Ahem....
So, TPM, whatever is happening, it's all IBM being clever and taking advantage of AMD's woes. Couldn't possibly be IBM slipping on delivery of a Power chip, because they never do that, no sirree, never!....
Big Blue is getting ready to do a bunch of enhancements on its Power Systems lineup either this week or perhaps next week, but don't expect any kickers to the current eight-core Power7 processors, which first made their debut in February 2010 and were rolled out through the summer of last year. That's because, contrary to what …
in the form of new POWER 770 and POWER 780 systems.
The new POWER 770 (which is the one that I normally use) will at
64 cores@3.3 GHz and 4TB of RAM doing 4,132 Watts at 100% utilization
versus the old one which will at
64 cores@3.1 GHz and 2TB of RAM doing 4,472 Watts at 100% utilization.
So 5% more oomph with x2 the amount of RAM using 8% less POWER.

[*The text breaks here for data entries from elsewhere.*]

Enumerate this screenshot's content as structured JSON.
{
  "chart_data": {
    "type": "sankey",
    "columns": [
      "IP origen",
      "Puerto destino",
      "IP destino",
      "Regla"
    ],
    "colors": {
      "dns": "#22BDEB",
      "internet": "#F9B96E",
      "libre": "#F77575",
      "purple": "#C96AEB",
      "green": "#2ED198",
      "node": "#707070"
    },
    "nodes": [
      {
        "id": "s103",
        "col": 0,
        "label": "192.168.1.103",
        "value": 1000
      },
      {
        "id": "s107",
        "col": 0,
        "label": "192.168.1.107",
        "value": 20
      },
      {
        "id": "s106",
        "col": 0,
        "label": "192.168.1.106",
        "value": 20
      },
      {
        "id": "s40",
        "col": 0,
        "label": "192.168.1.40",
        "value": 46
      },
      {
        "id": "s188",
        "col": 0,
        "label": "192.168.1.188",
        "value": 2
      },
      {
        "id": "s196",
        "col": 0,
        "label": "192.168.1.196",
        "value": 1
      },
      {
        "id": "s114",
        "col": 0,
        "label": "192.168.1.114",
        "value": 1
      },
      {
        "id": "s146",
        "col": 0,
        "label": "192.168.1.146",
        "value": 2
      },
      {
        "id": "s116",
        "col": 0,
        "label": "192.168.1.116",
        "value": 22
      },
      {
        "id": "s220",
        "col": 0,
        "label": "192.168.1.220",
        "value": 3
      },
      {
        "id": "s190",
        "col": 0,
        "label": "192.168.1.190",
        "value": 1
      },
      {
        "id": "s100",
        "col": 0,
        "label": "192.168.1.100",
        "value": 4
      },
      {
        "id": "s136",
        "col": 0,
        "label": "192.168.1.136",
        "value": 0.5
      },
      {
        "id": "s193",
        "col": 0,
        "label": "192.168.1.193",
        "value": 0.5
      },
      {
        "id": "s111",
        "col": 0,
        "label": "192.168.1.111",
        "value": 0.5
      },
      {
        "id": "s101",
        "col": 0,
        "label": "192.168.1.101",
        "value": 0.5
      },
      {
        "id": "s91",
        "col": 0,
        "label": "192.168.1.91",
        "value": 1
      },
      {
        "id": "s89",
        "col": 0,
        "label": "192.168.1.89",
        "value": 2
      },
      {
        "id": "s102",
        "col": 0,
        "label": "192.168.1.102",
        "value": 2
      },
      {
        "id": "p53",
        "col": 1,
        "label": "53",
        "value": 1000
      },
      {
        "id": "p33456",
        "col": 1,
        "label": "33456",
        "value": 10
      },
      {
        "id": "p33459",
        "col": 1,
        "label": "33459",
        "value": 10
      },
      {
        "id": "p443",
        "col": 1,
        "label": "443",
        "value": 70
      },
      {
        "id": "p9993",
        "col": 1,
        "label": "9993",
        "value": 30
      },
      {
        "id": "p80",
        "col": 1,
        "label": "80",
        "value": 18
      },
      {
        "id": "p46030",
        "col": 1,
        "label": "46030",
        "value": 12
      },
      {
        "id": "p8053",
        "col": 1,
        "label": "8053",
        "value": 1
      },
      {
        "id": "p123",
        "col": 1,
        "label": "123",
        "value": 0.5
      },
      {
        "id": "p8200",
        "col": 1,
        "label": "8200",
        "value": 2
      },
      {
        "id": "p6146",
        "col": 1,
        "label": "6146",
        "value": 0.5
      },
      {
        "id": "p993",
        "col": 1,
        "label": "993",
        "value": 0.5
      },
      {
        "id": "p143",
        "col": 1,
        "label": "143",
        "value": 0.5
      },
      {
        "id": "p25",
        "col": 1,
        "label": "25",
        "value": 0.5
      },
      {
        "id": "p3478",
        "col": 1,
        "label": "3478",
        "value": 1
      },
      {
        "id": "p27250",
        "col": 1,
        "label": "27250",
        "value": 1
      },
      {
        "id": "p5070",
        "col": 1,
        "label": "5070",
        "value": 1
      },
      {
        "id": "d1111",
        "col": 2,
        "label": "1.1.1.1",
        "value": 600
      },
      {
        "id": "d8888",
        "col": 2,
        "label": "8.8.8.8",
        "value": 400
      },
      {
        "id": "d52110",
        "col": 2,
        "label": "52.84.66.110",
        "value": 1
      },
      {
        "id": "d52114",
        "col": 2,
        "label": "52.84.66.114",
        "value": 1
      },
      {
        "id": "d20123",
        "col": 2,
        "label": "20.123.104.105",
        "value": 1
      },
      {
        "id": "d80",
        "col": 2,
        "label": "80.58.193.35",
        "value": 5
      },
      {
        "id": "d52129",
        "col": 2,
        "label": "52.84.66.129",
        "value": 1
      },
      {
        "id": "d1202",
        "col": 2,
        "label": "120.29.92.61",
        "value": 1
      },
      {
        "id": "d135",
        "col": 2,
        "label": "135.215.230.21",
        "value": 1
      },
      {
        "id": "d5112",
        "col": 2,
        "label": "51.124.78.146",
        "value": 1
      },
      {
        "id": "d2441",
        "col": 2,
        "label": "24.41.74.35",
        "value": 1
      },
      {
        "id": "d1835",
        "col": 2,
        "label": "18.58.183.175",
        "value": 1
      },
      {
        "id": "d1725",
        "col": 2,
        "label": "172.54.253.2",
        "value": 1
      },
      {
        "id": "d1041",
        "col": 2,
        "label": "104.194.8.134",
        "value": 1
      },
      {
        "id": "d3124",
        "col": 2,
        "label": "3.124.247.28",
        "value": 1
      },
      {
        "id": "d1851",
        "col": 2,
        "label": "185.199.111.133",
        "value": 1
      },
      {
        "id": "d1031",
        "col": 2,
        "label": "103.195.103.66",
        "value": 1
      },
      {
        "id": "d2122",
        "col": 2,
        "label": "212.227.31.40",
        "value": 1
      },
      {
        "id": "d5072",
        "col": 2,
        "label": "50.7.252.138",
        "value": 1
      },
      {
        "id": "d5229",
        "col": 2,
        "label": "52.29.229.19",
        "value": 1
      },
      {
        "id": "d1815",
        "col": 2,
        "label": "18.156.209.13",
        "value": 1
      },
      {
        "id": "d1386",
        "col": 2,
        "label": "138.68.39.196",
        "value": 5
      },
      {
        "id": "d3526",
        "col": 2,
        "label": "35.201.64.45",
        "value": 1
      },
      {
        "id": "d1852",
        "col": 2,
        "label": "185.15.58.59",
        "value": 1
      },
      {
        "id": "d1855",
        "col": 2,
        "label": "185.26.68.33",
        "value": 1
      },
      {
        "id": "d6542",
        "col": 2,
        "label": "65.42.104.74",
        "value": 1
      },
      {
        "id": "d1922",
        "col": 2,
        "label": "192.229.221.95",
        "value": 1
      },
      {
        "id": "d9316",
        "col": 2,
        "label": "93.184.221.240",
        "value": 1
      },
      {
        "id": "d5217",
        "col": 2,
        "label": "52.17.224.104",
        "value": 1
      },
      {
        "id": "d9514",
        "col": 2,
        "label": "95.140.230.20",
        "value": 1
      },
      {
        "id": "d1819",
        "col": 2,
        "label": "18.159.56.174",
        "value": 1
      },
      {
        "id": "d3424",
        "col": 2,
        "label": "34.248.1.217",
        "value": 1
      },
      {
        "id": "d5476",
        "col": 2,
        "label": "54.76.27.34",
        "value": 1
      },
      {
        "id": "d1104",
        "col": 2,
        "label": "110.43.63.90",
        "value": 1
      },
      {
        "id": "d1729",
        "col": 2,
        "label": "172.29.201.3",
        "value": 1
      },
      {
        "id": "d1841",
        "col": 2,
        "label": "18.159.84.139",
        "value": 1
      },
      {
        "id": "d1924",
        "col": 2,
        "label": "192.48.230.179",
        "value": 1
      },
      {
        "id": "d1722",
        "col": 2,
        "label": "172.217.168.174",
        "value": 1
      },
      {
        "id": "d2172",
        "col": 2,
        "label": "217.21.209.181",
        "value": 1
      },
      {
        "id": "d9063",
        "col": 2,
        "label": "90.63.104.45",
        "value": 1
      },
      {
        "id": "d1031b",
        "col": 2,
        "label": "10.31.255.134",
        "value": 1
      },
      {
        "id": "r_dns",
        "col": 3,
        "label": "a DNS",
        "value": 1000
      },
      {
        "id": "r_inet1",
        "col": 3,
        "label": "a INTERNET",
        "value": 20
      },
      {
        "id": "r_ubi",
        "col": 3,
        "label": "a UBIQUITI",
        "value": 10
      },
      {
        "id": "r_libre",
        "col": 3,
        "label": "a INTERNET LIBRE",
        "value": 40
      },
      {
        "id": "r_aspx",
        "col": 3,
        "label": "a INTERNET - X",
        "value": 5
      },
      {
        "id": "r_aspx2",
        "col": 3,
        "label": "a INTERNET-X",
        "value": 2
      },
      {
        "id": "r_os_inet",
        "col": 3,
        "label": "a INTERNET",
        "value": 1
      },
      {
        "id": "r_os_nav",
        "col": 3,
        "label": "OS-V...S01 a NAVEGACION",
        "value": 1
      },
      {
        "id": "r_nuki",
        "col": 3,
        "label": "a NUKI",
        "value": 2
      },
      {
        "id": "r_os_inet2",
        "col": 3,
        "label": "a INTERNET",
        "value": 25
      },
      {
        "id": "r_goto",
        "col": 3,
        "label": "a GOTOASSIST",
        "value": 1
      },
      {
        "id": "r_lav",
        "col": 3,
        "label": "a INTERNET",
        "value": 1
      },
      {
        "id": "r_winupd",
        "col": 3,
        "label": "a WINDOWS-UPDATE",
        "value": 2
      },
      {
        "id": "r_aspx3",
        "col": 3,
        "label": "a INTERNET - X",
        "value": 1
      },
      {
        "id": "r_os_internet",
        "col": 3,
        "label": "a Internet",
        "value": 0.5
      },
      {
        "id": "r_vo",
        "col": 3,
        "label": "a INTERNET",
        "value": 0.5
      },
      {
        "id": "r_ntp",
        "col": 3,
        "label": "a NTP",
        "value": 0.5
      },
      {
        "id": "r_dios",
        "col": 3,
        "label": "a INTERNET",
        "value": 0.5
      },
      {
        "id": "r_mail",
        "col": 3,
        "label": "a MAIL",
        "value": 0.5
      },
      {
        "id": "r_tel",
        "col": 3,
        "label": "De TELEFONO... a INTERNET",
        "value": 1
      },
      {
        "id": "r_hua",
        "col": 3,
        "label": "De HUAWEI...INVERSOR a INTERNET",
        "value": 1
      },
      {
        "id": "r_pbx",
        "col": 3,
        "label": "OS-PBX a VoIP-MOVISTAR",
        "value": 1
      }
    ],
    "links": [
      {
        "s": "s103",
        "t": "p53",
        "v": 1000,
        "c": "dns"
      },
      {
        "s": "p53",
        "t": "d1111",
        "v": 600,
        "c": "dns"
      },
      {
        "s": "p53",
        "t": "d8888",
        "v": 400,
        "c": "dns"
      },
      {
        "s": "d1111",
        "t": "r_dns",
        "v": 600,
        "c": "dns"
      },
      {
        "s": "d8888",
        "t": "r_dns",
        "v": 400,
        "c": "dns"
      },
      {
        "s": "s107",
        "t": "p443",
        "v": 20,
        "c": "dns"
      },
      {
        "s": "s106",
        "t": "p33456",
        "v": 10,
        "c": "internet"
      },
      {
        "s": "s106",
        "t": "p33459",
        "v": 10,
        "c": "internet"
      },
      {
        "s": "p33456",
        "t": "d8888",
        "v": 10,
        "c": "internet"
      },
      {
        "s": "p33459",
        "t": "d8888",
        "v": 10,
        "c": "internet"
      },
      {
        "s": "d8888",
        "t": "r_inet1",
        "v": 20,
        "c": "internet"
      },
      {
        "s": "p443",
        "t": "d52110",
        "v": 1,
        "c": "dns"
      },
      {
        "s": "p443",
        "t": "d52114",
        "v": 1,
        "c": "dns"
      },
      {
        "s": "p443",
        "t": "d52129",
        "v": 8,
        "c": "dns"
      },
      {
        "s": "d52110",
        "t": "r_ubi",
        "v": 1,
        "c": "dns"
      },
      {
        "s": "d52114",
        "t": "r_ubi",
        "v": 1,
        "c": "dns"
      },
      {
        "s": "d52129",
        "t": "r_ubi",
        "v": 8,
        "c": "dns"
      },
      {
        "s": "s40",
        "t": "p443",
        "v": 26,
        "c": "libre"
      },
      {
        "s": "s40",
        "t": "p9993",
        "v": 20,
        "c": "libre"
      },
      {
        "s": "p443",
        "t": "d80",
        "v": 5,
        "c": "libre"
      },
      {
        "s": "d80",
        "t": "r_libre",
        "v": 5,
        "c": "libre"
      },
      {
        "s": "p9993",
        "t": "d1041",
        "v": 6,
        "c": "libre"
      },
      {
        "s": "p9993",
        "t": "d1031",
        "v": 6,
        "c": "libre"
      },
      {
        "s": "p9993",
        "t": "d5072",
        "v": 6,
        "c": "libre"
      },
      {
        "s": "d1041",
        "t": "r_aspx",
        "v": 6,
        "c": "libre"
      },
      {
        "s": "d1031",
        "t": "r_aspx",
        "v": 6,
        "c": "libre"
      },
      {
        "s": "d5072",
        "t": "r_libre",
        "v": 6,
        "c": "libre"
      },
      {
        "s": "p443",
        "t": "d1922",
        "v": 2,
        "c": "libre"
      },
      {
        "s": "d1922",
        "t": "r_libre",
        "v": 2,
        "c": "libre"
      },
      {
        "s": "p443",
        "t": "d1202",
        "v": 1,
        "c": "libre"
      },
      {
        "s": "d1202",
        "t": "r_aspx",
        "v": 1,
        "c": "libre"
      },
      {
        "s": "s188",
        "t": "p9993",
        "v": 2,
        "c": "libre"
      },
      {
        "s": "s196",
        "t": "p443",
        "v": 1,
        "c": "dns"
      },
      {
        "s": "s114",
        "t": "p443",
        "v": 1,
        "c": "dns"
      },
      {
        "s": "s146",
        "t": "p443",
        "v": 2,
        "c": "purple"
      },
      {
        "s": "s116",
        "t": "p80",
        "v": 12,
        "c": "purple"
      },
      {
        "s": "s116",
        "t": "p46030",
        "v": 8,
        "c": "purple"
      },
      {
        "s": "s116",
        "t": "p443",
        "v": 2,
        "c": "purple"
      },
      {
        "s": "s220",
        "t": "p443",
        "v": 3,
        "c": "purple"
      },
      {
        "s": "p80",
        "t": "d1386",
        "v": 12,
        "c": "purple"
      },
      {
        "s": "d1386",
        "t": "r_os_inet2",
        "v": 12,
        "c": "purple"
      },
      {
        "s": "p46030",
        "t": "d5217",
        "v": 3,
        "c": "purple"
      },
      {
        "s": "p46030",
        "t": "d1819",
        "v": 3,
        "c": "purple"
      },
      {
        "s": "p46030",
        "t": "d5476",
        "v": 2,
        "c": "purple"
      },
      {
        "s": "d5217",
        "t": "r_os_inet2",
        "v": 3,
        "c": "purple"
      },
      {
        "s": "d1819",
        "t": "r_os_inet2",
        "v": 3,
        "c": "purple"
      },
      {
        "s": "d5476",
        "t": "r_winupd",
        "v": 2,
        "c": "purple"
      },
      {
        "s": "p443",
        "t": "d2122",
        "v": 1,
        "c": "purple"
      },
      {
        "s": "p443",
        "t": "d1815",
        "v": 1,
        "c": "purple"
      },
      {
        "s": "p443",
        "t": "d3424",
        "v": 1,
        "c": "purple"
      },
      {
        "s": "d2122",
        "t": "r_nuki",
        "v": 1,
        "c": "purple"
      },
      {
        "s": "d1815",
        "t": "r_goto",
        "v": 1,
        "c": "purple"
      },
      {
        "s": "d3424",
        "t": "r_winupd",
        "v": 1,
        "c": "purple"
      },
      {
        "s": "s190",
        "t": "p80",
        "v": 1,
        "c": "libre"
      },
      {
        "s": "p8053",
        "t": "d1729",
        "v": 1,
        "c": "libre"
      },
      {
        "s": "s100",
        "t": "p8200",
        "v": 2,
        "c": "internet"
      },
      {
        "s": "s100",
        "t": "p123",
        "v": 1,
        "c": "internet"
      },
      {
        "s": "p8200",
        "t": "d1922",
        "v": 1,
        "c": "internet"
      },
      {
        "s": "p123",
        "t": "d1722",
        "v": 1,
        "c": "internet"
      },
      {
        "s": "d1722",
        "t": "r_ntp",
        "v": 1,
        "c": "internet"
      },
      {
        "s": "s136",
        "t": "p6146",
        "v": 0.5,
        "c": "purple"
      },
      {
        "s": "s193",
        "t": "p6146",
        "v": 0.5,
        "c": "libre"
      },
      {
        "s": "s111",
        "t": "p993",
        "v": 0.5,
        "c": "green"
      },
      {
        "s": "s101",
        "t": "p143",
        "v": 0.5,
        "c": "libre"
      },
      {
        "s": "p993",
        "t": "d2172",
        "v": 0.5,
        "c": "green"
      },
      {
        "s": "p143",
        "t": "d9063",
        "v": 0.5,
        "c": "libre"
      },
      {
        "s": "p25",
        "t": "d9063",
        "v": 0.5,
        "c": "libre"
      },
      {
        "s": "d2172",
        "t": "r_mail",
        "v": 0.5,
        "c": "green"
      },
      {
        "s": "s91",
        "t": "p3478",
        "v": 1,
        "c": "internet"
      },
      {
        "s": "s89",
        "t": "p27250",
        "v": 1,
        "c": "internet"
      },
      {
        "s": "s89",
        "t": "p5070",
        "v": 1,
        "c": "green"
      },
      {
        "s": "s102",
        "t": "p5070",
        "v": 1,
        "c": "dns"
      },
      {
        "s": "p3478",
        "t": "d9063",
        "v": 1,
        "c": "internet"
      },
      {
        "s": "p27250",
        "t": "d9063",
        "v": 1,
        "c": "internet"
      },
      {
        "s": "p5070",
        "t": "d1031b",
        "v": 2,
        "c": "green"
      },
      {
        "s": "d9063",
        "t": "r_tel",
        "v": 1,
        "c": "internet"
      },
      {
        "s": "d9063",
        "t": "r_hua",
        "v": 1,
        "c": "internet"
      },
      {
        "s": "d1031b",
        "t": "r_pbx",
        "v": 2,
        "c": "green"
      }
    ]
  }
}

Sure reminds me of the Jump from POWER5 to POWER5+.
// Jesper
Ok, fair enough, that is a decent improvement. I think it is wise to also focus on lowering power consumption, and not just performance. I did not even know the POWER7+ is already here.
Actually I personally bought my first IBM gear recently. An IBM M1015 disk controller card. It is cheap, and good. It is a rebranded LSI 2008 card that can be flashed with LSI 2008 BIOS to an LSI 9240-8i(?). Because it was IBM gear, I never hesitated to buy it. People might have opinions about IBM performance, but it is well known that IBM server gear is sturdy and of high quality. Risk free to buy IBM gear, you will not get crap.
Well, when I look around the home office.. it says HP printer, HP scanner, Philips screen, Toshiba laptop, hp calculator (I did use to study physics) .
And well I don't know if the new system's announced are actually POWER7+ (32nm), or just a 'we've gotten better at making POWER7' version of the chip I don't really know. *shrug*
Well the real change is the increase in RAM x2 for the POWER 770 is a real game changer for us, it basically means x2 the amount of load on the machine. So for RL performance this is good. Furthermore the announcements talk about increased IO bandwidth, I supposed that means that the P5IOC chips that only ran at GX+ speeds have been updated. That should give the machine x2 IO when only using the system units IO and 33% more when using IO drawers.
The POWER 780 now supposedly goes to 16 sockets, according to the IBM homepage, So basically this means that the machine has quite an unused potential of IO and memory bandwidth.
An option like the IBM has on the x3850 and x3690 with extra memory in an addon box would be great.
But with 16 sockets, the POWER 780 actually surpasses the M9000 with 64 sockets on the specint2006rate high score.
// jesper
To be quite frank, without the help of redpieces and redbooks, we would be lost trying to figure out how to design a solution.
The normal IBM websites are today to infested with marketing bullsh*t and fancy flash stuff that doesn't really help you. And to be honest, although they have greatly improved, the manuals do contain all to many circular references. And it can usually take som time to actually locate what you need. Much easier in the old days where there just were a PDF file that contained it all.
// Jesper
As far as I can see, all teh vendors seem to have rubbish webbies, and not exactly brilliant documentation. But I suspect that's to make sure you go on the vendor training courses, which all now cost a rediculous amount, and seem to have gone from being centers for customer education to merely profit-making machines.